We searched MEDLINE, Embase, and Cochrane Central Register of Controlled Trials between inception and October 2023 for randomised controlled trials (RCTs). The outcomes included were clinical remission and response, adverse events (AE), withdrawal due to AE, total and serious AE. We performed random-effects meta-analysis and network meta-analysis (frequentist approach), and estimated relative risk (RRs), 95%CI values. We used GRADE to ascertain certainty of evidence.

A total of 83 RCTs comprising 19214 patients were eligible. A total of 28 interventions were included in the analysis. Combination of anti-tumor necrosis factor (TNF) and immunomodulators, anti-TNF monotherapy (adalimumab [ADA], infliximab [IFX], BI695501), IL-23 antagonists (ustekinumab [UST], guselkumab, risankizumab [RIS], mirikizumab), anti-integrins (vedolizumab, natalizumab) and upadacitinib were effective in inducing clinical remission compared to placebo (Figure 1). There was moderate certainty of evidence for combination of ADA and azathioprine (AZA) (RR 3.1, 95%CI [2.0-4.8]; risk difference [RD]: 40.1%), IFX+AZA (RR 2.5, 95%CI [1.7-3.8]; RD: 28.9%), ADA (RR 2.5, 95%CI [1.8-3.5]; RD:28.5%), and UST (RR 2.0 95%CI, [1.6-2.5]; RD: 19.2%) in induction of clinical remission compared to placebo. For induction of clinical response, there was moderate certainty of evidence for IFX+AZA (RR 2.8, 95%CI [1.6-4.8]), ADA (RR 2.5, 95%CI [1.7-3.9]), IFX (RR 2.8, 95%CI [1.6-4.8]), RIS (RR 1.9, 95%CI [1.3-2.6]). On analysis of serious adverse events all therapies were of no difference to placebo (very low certainty). On sensitivity analysis, the impact of concomitant immunomodulator use and the biological naivety of patients had little effect on these results.

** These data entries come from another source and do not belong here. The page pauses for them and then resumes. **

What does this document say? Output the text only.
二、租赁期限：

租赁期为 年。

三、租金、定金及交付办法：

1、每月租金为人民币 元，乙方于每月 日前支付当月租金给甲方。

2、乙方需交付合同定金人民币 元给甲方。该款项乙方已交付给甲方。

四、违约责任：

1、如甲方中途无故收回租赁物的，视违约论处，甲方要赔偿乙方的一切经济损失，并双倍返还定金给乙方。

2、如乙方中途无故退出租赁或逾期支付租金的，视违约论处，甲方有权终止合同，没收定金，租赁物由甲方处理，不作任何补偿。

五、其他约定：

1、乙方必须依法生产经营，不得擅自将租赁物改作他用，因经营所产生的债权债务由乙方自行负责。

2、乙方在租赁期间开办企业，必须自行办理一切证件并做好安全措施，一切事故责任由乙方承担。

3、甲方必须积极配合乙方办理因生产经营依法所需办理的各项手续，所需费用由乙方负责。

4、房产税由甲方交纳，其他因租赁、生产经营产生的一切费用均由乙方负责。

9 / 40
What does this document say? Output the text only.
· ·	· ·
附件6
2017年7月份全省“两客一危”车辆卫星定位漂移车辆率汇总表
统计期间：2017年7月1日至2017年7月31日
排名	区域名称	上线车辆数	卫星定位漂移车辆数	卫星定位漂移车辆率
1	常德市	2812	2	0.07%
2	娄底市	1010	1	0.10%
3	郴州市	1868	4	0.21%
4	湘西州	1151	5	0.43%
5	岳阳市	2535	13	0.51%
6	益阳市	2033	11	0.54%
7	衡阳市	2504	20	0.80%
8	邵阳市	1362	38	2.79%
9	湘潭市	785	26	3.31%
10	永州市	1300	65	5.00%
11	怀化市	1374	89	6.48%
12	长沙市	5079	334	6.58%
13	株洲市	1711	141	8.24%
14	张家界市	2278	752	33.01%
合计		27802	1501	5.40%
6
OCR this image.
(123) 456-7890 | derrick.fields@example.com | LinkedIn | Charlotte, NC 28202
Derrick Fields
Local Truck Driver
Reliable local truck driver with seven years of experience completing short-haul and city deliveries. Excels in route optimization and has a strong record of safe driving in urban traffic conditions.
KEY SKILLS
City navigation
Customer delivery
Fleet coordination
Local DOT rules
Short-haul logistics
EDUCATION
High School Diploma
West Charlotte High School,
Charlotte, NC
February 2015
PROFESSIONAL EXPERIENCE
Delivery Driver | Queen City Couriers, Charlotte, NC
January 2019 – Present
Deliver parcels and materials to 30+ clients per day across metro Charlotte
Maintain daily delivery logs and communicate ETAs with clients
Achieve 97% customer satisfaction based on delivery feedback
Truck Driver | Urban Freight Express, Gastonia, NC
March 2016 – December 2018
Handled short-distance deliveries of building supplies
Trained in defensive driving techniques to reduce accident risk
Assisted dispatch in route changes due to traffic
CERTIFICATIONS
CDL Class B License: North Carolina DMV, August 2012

On network meta-analysis, combination of anti-TNFs and immunomodulators followed by anti-TNF monotherapy had large effect size with moderate certainty for the induction of clinical remission. More novel therapies appear to have examples of similarly important effect sizes, but are currently limited due to the imprecision of the limited evidence base at present and future research should target these therapies in study.